February 17, 2014

True Detective (Season 1)

Nic Pizzolatto
Detectives Rust Cohle (Matthew McConaughey) and Martin Hart (Woody Harrelson), opposite personalities, are paired up to track down a suspected serial killer that has recently killed a local Louisiana girl. 

There are monsters in the world. They are among us, lurking in the shadows. They prey upon women, upon small children. An ominous force. This evil immersed in the Louisiana Bayou adds a certain eeriness to it. It may be the soundtrack to the series, which at times sounds like Pink Floyd's The Machine. Or it may be the imagery, of the wicker bird traps suspended in the trees or the spooky mist that seems to float through the dark rooms. True Detective certainly knows the ingredients, and has all of them brewing. Junkies. Whores. Bible Thumpers. Junkyard Backyards. Wear and tear. Battered histories.

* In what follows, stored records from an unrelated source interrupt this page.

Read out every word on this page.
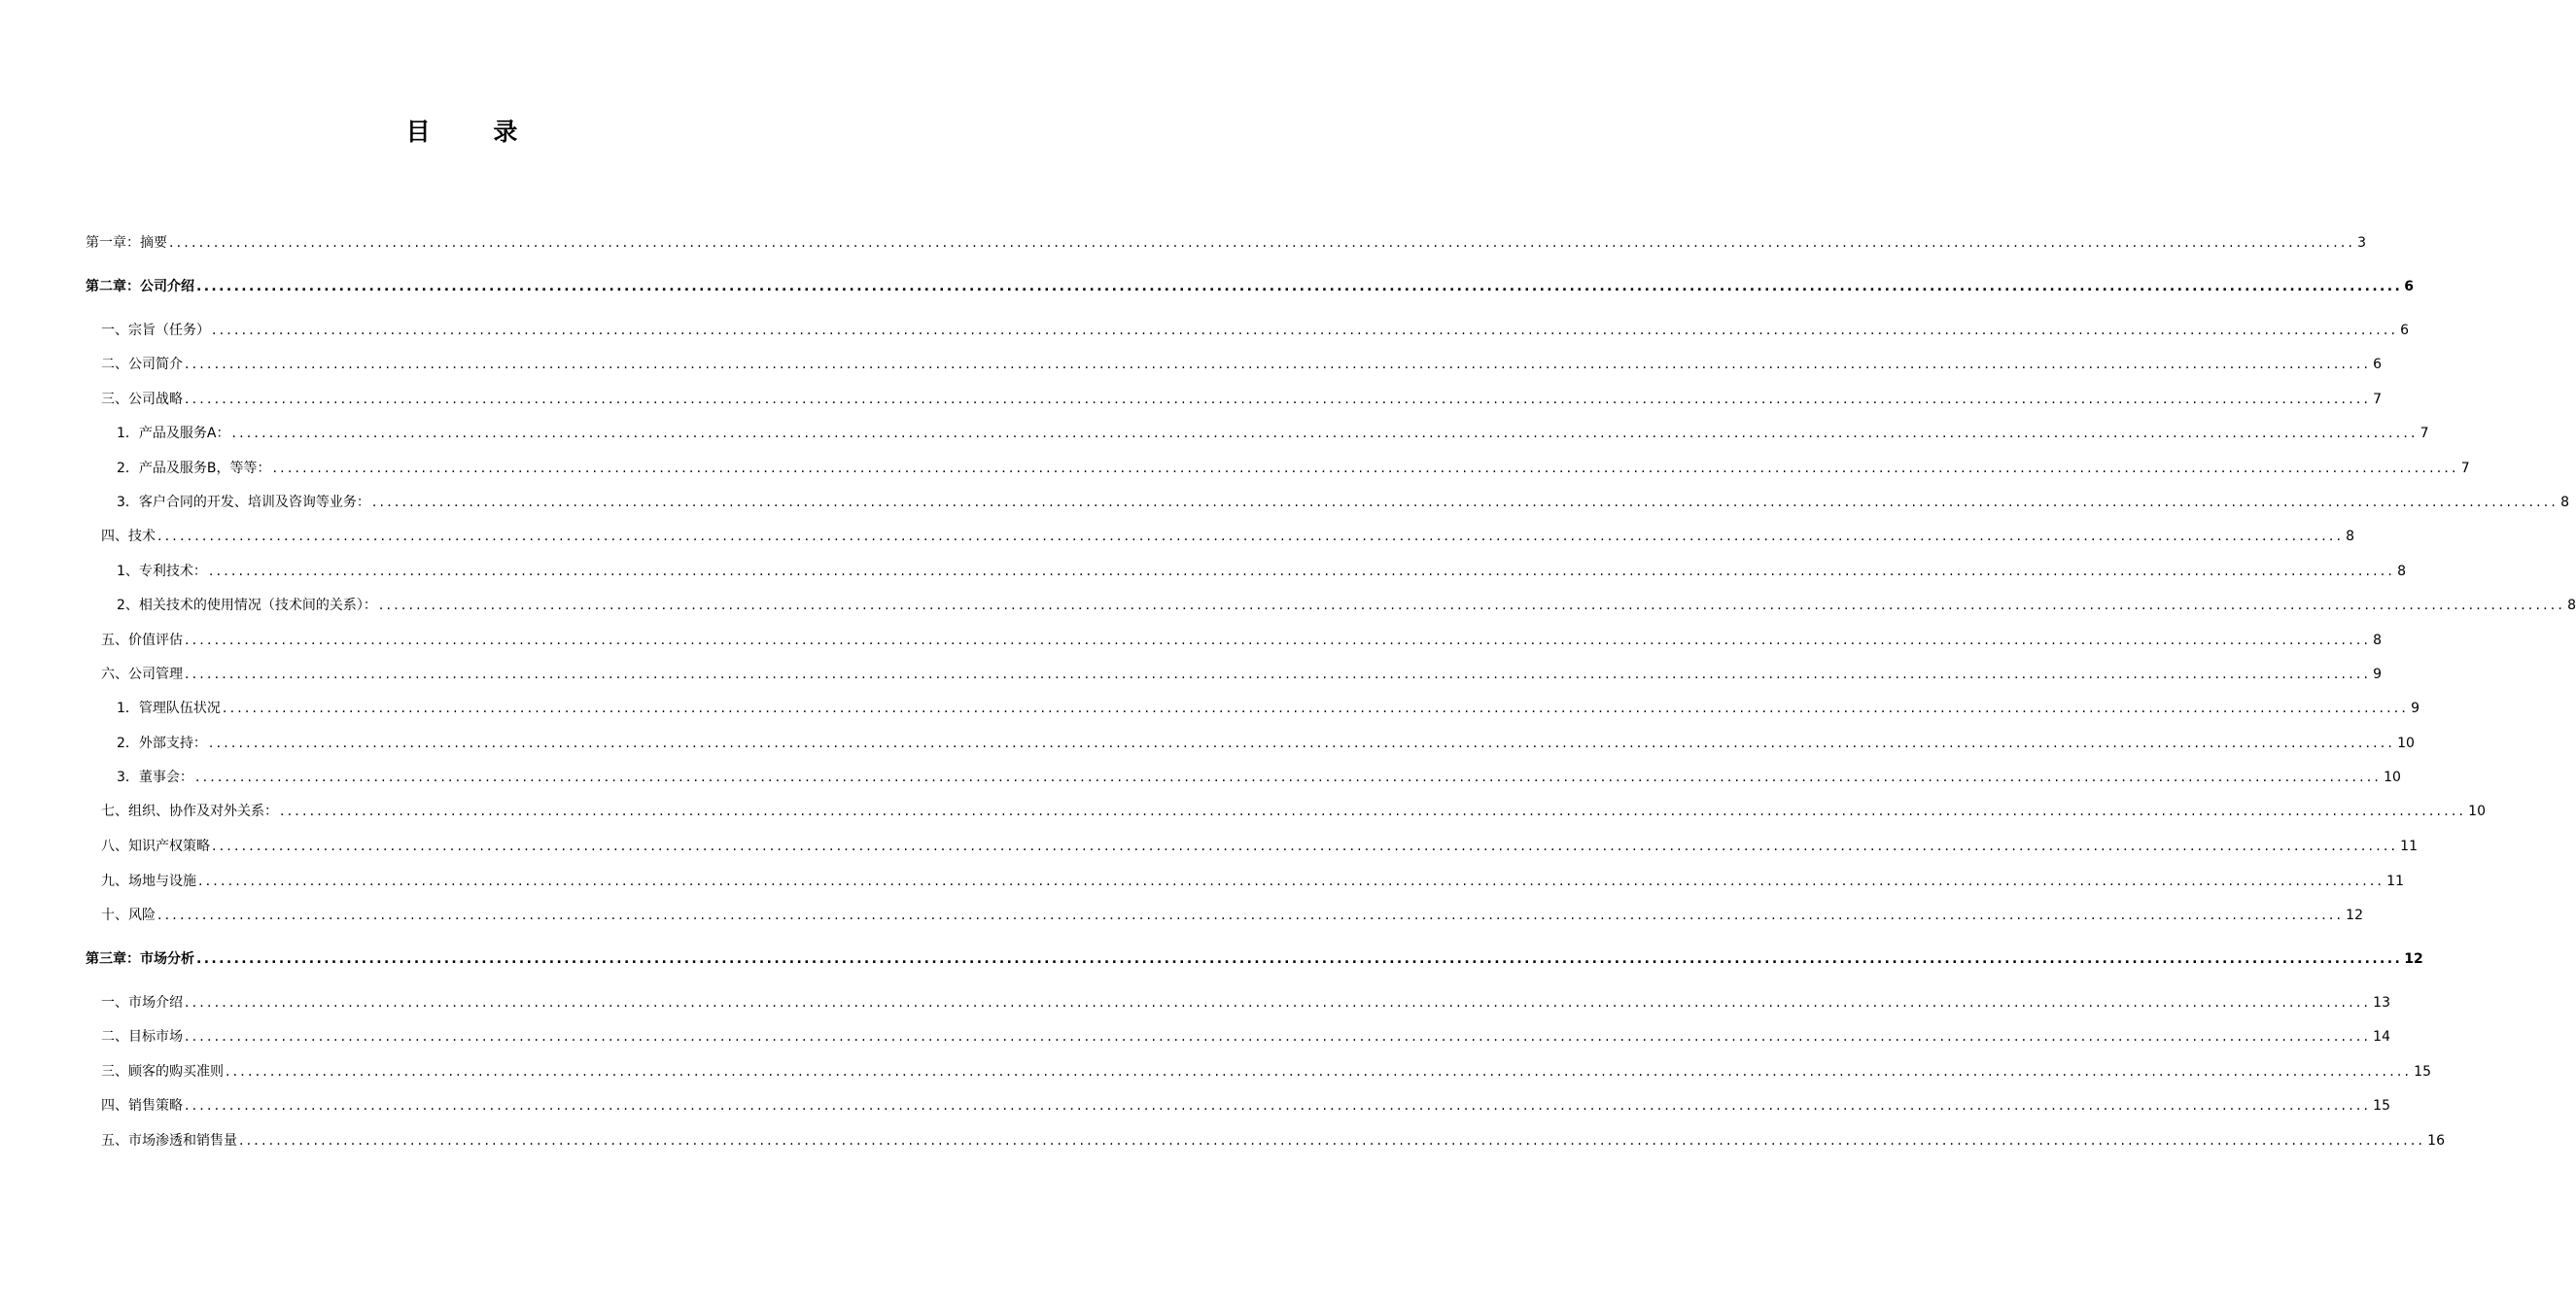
目 录
第一章：摘要 ...................................................................................................................................................................................................................................................................................................... 3
第二章：公司介绍 ...................................................................................................................................................................................................................................................................................................... 6
一、宗旨（任务） ...................................................................................................................................................................................................................................................................................................... 6
二、公司简介 ...................................................................................................................................................................................................................................................................................................... 6
三、公司战略 ...................................................................................................................................................................................................................................................................................................... 7
1．产品及服务A： ...................................................................................................................................................................................................................................................................................................... 7
2．产品及服务B，等等： ...................................................................................................................................................................................................................................................................................................... 7
3．客户合同的开发、培训及咨询等业务： ...................................................................................................................................................................................................................................................................................................... 8
四、技术 ...................................................................................................................................................................................................................................................................................................... 8
1、专利技术： ...................................................................................................................................................................................................................................................................................................... 8
2、相关技术的使用情况（技术间的关系）： ...................................................................................................................................................................................................................................................................................................... 8
五、价值评估 ...................................................................................................................................................................................................................................................................................................... 8
六、公司管理 ...................................................................................................................................................................................................................................................................................................... 9
1．管理队伍状况 ...................................................................................................................................................................................................................................................................................................... 9
2．外部支持： ...................................................................................................................................................................................................................................................................................................... 10
3．董事会： ...................................................................................................................................................................................................................................................................................................... 10
七、组织、协作及对外关系： ...................................................................................................................................................................................................................................................................................................... 10
八、知识产权策略 ...................................................................................................................................................................................................................................................................................................... 11
九、场地与设施 ...................................................................................................................................................................................................................................................................................................... 11
十、风险 ...................................................................................................................................................................................................................................................................................................... 12
第三章：市场分析 ...................................................................................................................................................................................................................................................................................................... 12
一、市场介绍 ...................................................................................................................................................................................................................................................................................................... 13
二、目标市场 ...................................................................................................................................................................................................................................................................................................... 14
三、顾客的购买准则 ...................................................................................................................................................................................................................................................................................................... 15
四、销售策略 ...................................................................................................................................................................................................................................................................................................... 15
五、市场渗透和销售量 ...................................................................................................................................................................................................................................................................................................... 16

True Detective is one of those once in a lifetime series that you encounter. Once you're done watching, you're a changed person. For better or worse. And it's very difficult to give it proper treatment here, because it's just so smart and so elaborate that a simple review won't be able to cover it all. We can discuss how it's helping to usher in this Matthew McConaughey renaissance (a.k.a. McConaissance) stage - where we are seeing an actor completely reinvigorate his career from god-awful rom-coms in the early 2000's to serious dramatic roles in 2013. We can talk about how the show is almost a blend of The Wire mixed with the under-rated and forgotten Carnivale set in the backdrop of a demonic Louisiana much like True Blood. But that still doesn't reveal enough of the show's attributes. On paper, the show probably appears to be just another detective drama. But oh no. The first couple of episodes show you great performances and great writing. At that point you know it's a show worth watching. And then episode four shows you the greatest single-take in the history of television. And then episode five shows you that everything you thought regarding the direction of the story could be all wrong, and that it might be serviceable to go back and re-watch everything that you have already seen once because it's just not enough. 

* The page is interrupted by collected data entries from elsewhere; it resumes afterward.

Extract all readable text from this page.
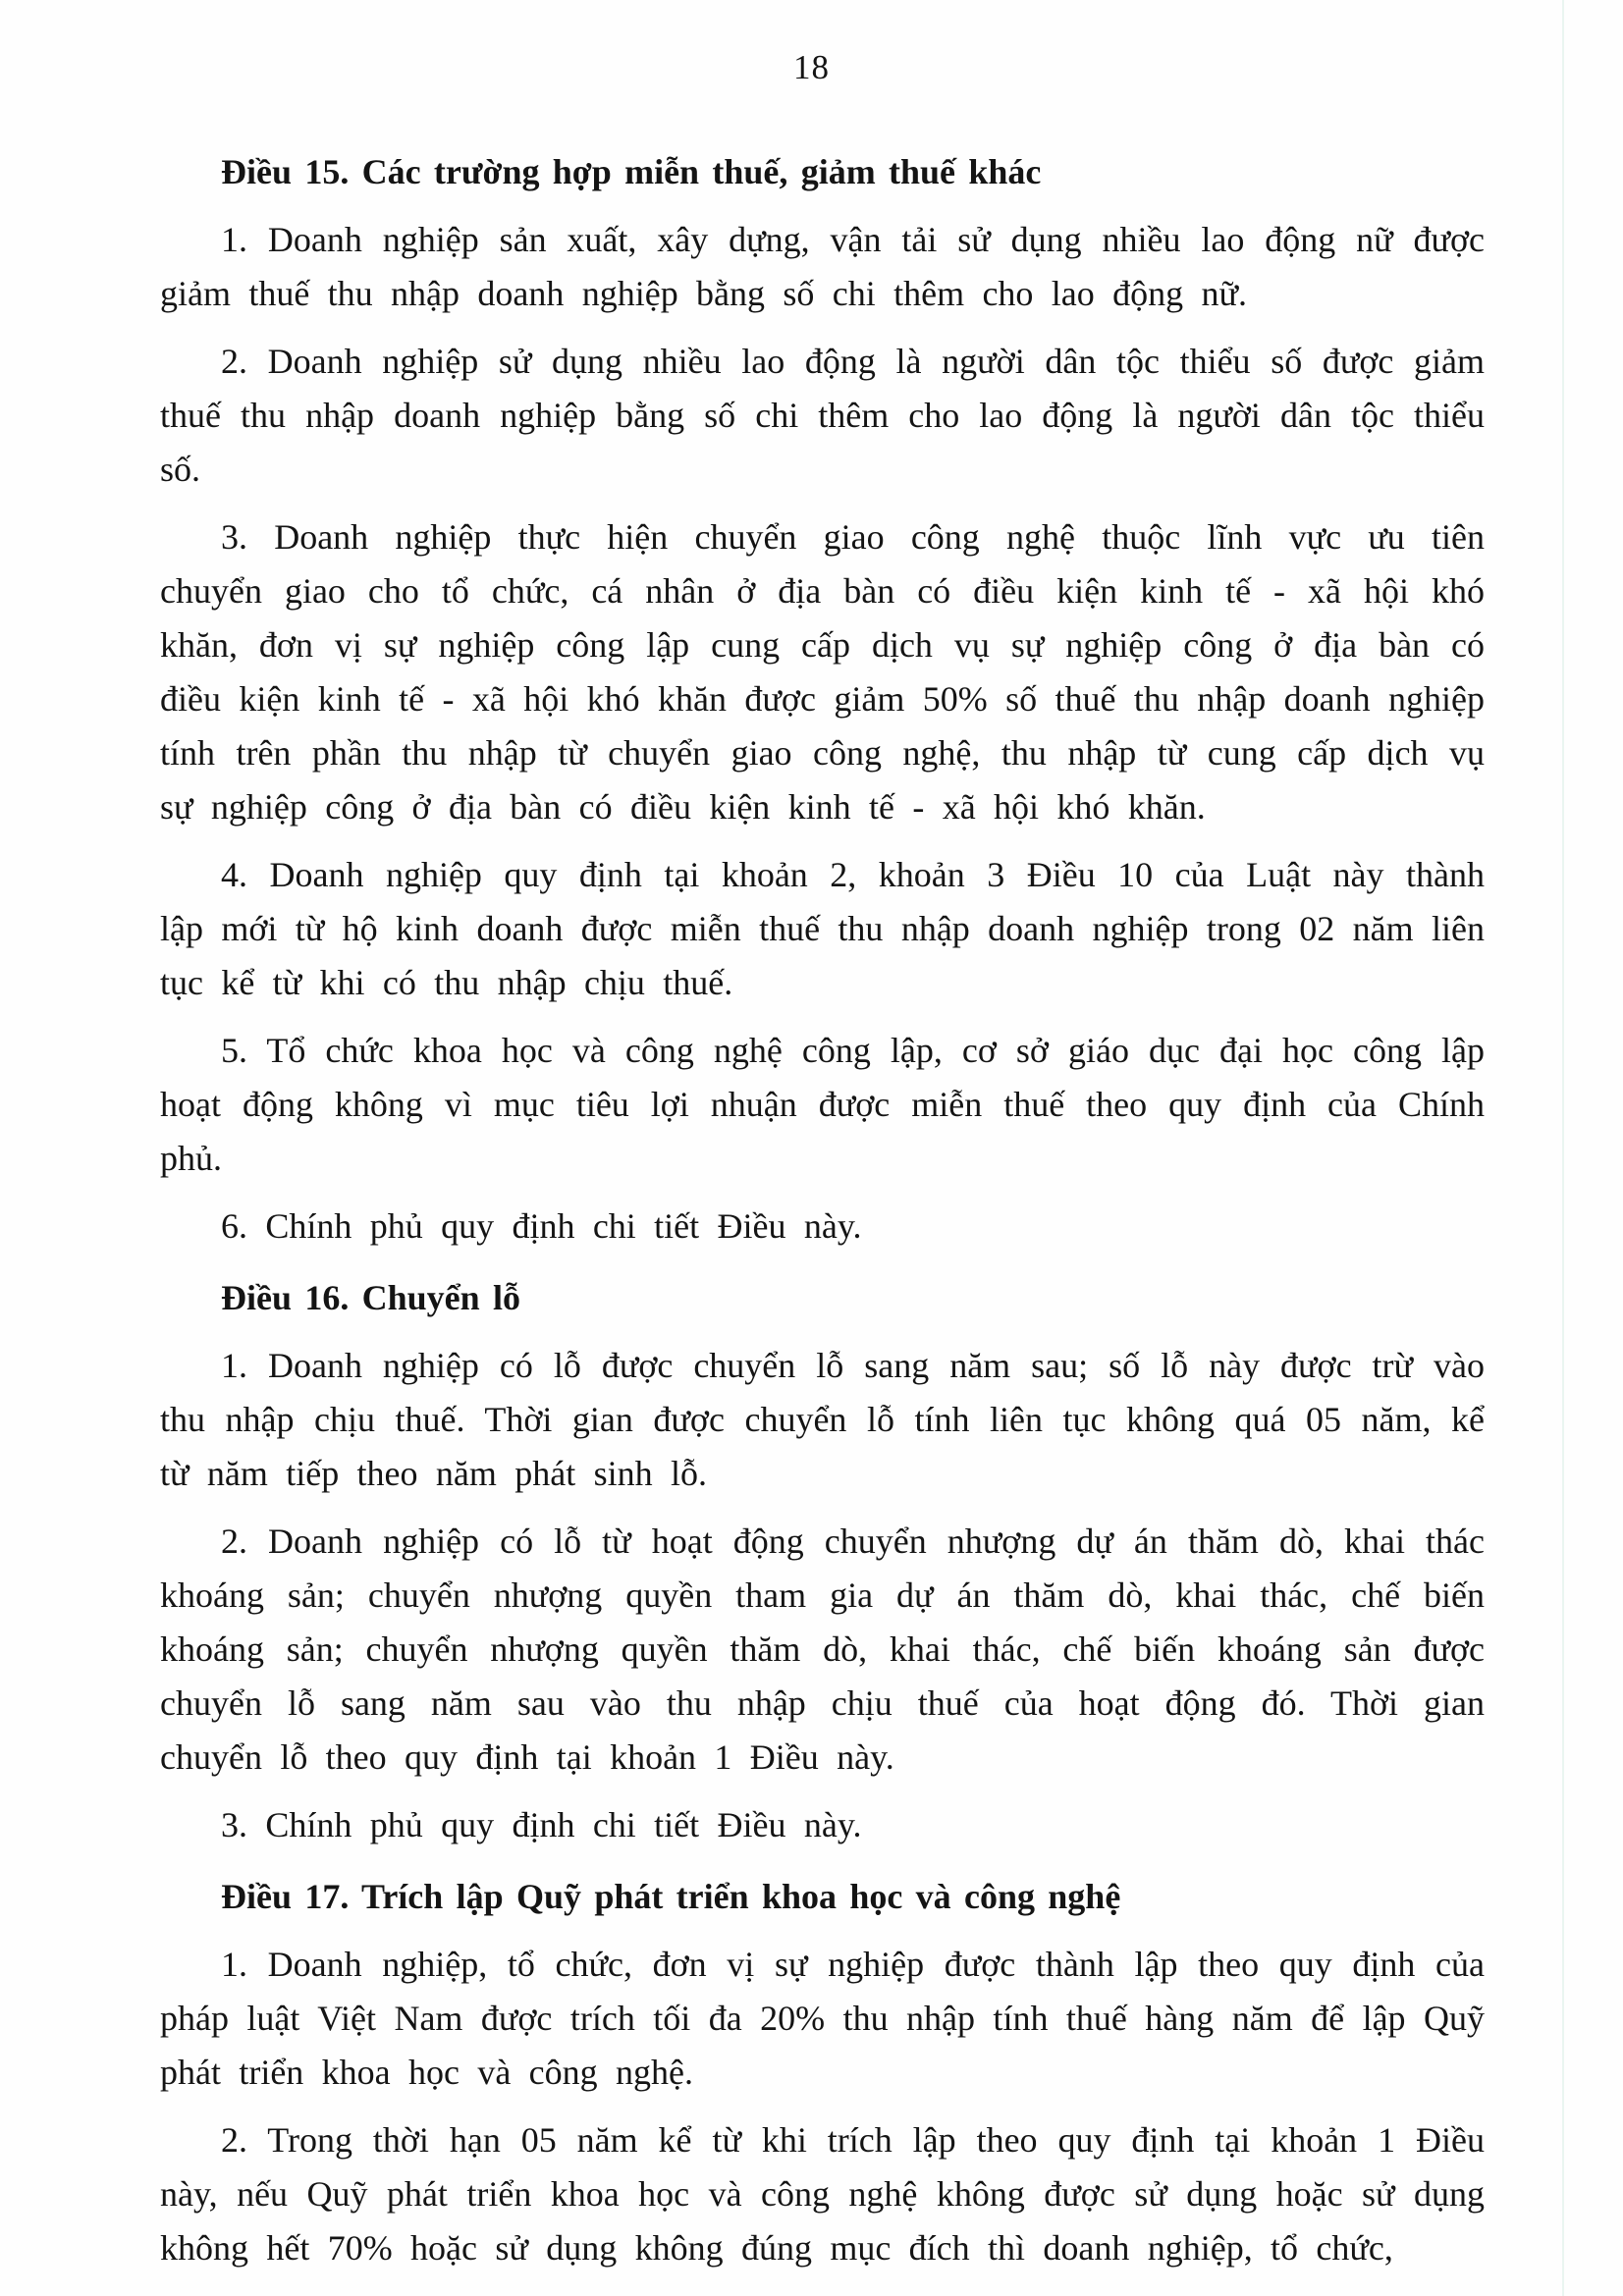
18
Điều 15. Các trường hợp miễn thuế, giảm thuế khác
1. Doanh nghiệp sản xuất, xây dựng, vận tải sử dụng nhiều lao động nữ được giảm thuế thu nhập doanh nghiệp bằng số chi thêm cho lao động nữ.
2. Doanh nghiệp sử dụng nhiều lao động là người dân tộc thiểu số được giảm thuế thu nhập doanh nghiệp bằng số chi thêm cho lao động là người dân tộc thiểu số.
3. Doanh nghiệp thực hiện chuyển giao công nghệ thuộc lĩnh vực ưu tiên chuyển giao cho tổ chức, cá nhân ở địa bàn có điều kiện kinh tế - xã hội khó khăn, đơn vị sự nghiệp công lập cung cấp dịch vụ sự nghiệp công ở địa bàn có điều kiện kinh tế - xã hội khó khăn được giảm 50% số thuế thu nhập doanh nghiệp tính trên phần thu nhập từ chuyển giao công nghệ, thu nhập từ cung cấp dịch vụ sự nghiệp công ở địa bàn có điều kiện kinh tế - xã hội khó khăn.
4. Doanh nghiệp quy định tại khoản 2, khoản 3 Điều 10 của Luật này thành lập mới từ hộ kinh doanh được miễn thuế thu nhập doanh nghiệp trong 02 năm liên tục kể từ khi có thu nhập chịu thuế.
5. Tổ chức khoa học và công nghệ công lập, cơ sở giáo dục đại học công lập hoạt động không vì mục tiêu lợi nhuận được miễn thuế theo quy định của Chính phủ.
6. Chính phủ quy định chi tiết Điều này.
Điều 16. Chuyển lỗ
1. Doanh nghiệp có lỗ được chuyển lỗ sang năm sau; số lỗ này được trừ vào thu nhập chịu thuế. Thời gian được chuyển lỗ tính liên tục không quá 05 năm, kể từ năm tiếp theo năm phát sinh lỗ.
2. Doanh nghiệp có lỗ từ hoạt động chuyển nhượng dự án thăm dò, khai thác khoáng sản; chuyển nhượng quyền tham gia dự án thăm dò, khai thác, chế biến khoáng sản; chuyển nhượng quyền thăm dò, khai thác, chế biến khoáng sản được chuyển lỗ sang năm sau vào thu nhập chịu thuế của hoạt động đó. Thời gian chuyển lỗ theo quy định tại khoản 1 Điều này.
3. Chính phủ quy định chi tiết Điều này.
Điều 17. Trích lập Quỹ phát triển khoa học và công nghệ
1. Doanh nghiệp, tổ chức, đơn vị sự nghiệp được thành lập theo quy định của pháp luật Việt Nam được trích tối đa 20% thu nhập tính thuế hàng năm để lập Quỹ phát triển khoa học và công nghệ.
2. Trong thời hạn 05 năm kể từ khi trích lập theo quy định tại khoản 1 Điều này, nếu Quỹ phát triển khoa học và công nghệ không được sử dụng hoặc sử dụng không hết 70% hoặc sử dụng không đúng mục đích thì doanh nghiệp, tổ chức,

If we are living in the second Golden Age of Television, True Detective is certainly a harbinger of it. It is saddening to see such life changing series like Breaking Bad fade away into the past. But if this series is any sign of whats to come, we haven't seen anything yet. Or perhaps we are in the middle of watching one of the greatest series ever made right before our very own eyes, right now. At least it's only the beginning. How the hell are we supposed to let go of these characters to make way for completely new ones next season?